Yesterday I took daughter Kelly to Wal-Mart to buy a new dvd player since hers had broken. (In case you weren't aware, an emergency of the first order!)
Half-way there Kelly asked me, “Why are we eating so healthy?”
So we started talking about weight, and health, and exercise–not for the first time by any means. Most of our residents struggle at least some with weight issues, and it poses a real predicament for us. On the one hand, as adults they should have a significant degree of choice in this most basic human activity. On the other, we're charged with exercising judgement and care when they can't (or don't want to) over things that impact their long-term health.
I recall a former case manager, Stephanie, who visited a diabetic camper who'd had to leave camp early because we couldn't control her blood sugar. Stephanie has the world's softest heart, and she drove a considerable distance once the session was over to check on the lady, who weighed about 300 pounds and lived alone in a small apartment. When Stephanie returned she said, “Judy, it just broke my heart. Her whole house is crammed with candy and cookies. Nobody's helping her control this disease.”
During followup, she learned the camper did not have a guardian, and that her service coordinator had determined that they had no right to intervene. The camper's right to choose the food she put in her mouth trumped the agency's duty to ensure her long-term health and well-being. They did all the right things–training sessions, counseling, and education–and didn't feel they had any options to do more.

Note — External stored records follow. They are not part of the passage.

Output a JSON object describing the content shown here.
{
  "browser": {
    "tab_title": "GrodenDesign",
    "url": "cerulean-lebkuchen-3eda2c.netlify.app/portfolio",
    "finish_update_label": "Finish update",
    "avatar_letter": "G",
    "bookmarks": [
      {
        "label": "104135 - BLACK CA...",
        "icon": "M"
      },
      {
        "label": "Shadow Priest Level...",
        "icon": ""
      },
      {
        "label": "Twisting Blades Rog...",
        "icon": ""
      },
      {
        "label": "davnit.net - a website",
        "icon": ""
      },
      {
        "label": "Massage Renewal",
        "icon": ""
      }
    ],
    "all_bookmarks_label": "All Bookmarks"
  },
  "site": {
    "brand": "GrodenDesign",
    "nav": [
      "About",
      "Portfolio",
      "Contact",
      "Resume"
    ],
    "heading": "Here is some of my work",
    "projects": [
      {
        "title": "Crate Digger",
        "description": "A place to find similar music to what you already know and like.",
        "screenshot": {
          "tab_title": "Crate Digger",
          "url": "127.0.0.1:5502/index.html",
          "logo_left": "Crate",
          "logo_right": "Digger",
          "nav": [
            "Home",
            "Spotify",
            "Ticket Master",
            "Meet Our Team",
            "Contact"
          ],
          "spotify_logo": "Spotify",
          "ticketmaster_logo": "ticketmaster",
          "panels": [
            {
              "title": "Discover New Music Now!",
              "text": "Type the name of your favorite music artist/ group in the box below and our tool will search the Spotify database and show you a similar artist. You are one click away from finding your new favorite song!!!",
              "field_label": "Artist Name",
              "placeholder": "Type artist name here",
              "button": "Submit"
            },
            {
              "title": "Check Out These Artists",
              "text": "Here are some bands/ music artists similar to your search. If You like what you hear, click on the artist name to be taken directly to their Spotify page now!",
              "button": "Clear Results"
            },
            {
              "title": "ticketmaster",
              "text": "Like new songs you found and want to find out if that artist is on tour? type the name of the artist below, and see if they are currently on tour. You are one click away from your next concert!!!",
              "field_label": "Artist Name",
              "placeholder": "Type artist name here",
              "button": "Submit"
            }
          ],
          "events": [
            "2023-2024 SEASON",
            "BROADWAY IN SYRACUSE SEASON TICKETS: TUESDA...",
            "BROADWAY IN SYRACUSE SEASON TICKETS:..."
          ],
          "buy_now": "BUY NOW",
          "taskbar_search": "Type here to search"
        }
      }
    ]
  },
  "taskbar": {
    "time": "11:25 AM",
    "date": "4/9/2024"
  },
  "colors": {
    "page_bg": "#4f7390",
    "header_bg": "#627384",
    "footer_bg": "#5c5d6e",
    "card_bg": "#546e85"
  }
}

We run into the same issues with our guys. (Oh heck, let's face it, we run into the same thing with ourselves.)
But we're not giving up. We're planning a major assault on fat and flab here at the Ranch, for everybody, not just the Ranchers. We're writing grant proposals and talking to Weight Watchers and personal trainers. We're investigating every nook and cranny of the Ranch and our activities to log where the extra calories come from, and determining how to limit them.
There has to be a way, and we have to find it. People with Down syndrome are at high risk for diabetes and Alzheimer's, both of which can be influenced by proper diet and exercise, as can most disorders affecting the human condition.
I'll be reporting on our progress. Wish us luck.